Photo essay: British photographer Simon Kennedy documents an old laboratory at University College London in this series of manipulated images, which each come in positive and negative forms (+ slideshow).
Using a large-format camera and 4x5" black and white film, Kennedy shot the inside of the currently empty and unused Wolfson House, a former biogenetic lab set to be demolished as part of the HS2 high-speed railway development. He then overlaid the negatives to create subtle amalgamations of different spaces.
"I was struck by the intriguing way in which space came together within the building, combining the planes and lines of a quotidian Modernist architecture with a tangle of complex laboratory equipment," he said. "I responded instinctively to the compositions I found. At first glance, the results seem to be consistent, tangible and cohesive, but are actually fractured, scale-less, timeless and impossible."
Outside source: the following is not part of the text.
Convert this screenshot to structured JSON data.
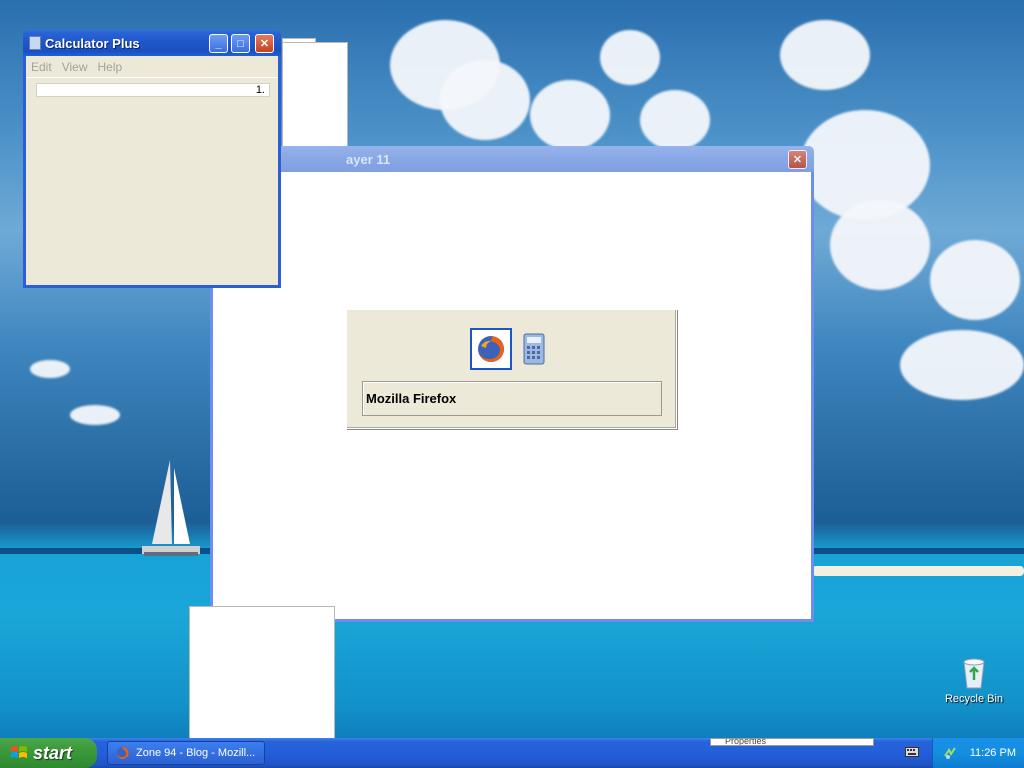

An exhibition of the photographs, entitled Constructed Images, opens today at Fitzrovia Gallery. Architectural historian Andrew Higgott has written an overview of the project:
Simon Kennedy produces dazzling images of the buildings he is commissioned to photograph in his day-to-day work as an architectural photographer. Newly completed projects are brought alive by presenting them in a heightened condition, seen on a kind of bright morning, perfect and immaculate, emphasising architectural forms over their context: architecture considered as a whole object, a unified entity of parts.
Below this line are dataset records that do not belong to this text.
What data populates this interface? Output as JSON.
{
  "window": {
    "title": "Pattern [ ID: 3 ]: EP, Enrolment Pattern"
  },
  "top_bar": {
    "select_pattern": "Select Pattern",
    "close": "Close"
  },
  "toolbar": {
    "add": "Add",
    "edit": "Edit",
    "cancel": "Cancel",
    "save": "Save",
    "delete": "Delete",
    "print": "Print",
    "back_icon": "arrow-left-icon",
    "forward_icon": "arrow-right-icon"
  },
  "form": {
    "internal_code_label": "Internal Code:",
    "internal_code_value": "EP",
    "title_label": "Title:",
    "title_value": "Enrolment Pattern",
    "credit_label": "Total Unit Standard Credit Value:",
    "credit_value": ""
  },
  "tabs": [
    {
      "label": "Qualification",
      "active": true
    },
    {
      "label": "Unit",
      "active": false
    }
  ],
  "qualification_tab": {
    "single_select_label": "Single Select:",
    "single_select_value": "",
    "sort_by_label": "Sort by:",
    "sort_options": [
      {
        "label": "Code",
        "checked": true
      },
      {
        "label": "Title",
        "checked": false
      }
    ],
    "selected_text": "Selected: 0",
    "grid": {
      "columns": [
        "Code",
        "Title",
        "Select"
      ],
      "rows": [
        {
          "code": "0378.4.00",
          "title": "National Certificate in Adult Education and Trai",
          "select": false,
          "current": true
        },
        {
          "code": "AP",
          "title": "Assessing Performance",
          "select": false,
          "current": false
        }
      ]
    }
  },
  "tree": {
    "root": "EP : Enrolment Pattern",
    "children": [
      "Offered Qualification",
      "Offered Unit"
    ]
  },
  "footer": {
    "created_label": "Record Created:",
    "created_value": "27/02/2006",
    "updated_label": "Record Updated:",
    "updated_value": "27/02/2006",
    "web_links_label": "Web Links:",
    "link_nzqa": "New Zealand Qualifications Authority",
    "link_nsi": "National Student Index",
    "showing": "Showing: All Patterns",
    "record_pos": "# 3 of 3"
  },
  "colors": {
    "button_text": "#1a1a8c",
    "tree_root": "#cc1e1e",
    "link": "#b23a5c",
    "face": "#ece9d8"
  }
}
And these images which present the building photographed in the best possible light are very carefully constructed: visual compositions are created, contingent elements are omitted, while aspects of the building that can be represented are included rather than those that can’t, such as complex spatial and material sensation.
The photographs seen in Constructed Images show Wolfson House in central London: formerly used as a laboratory, it is presented empty and unused. A building of everyday Modernism, it was built at a time when architecture was built to an ideal, with the integrity of real materials and building elements rather than the simulacra of the Postmodern condition.
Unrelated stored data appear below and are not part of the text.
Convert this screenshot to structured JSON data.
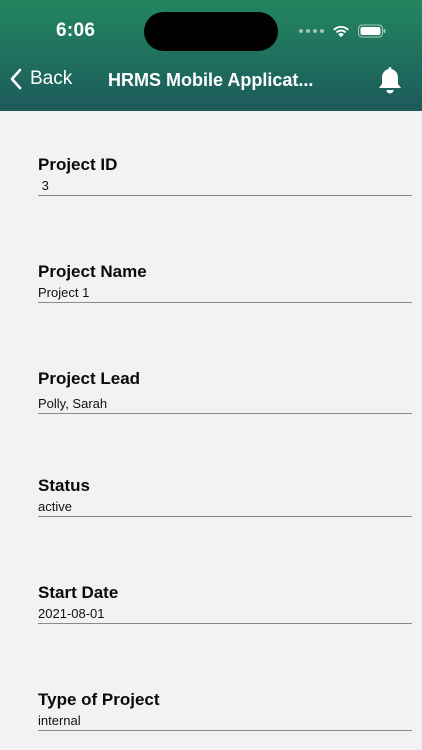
{
  "status_bar": {
    "time": "6:06"
  },
  "nav": {
    "back_label": "Back",
    "title": "HRMS Mobile Applicat..."
  },
  "fields": [
    {
      "label": "Project ID",
      "value": " 3"
    },
    {
      "label": "Project Name",
      "value": "Project 1"
    },
    {
      "label": "Project Lead",
      "value": "Polly, Sarah"
    },
    {
      "label": "Status",
      "value": "active"
    },
    {
      "label": "Start Date",
      "value": "2021-08-01"
    },
    {
      "label": "Type of Project",
      "value": "internal"
    }
  ],
  "colors": {
    "header_top": "#23865f",
    "header_bottom": "#1d5a5b",
    "background": "#f2f2f2"
  }
}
Each photograph is a construction, a photomontage of images from divergent space and time, so the photographs demand careful scrutiny. There is a dislocation of elements to create new formal configurations: staircases that lead nowhere, windows that are fractured, a play of spaces that makes no sense.
A faceted, fragmented montage of recognisable components, presented both in positive and negative images: and these elements are carefully juxtaposed and transformed into a new unity, reimagining Modernism qualities.
These constructed images are very much redolent of the analytical Cubism that influenced them, but also at a smaller scale echo the construction of architectural images by other contemporary artist-photographers such as Andreas Gursky or Beate Guetschow.
These uninhabited spaces are re-made into new intriguing configurations, shaped by the utopian impulse of Modernism. They present an intriguing play with time and circumstance to build an alternate photographic language of architecture.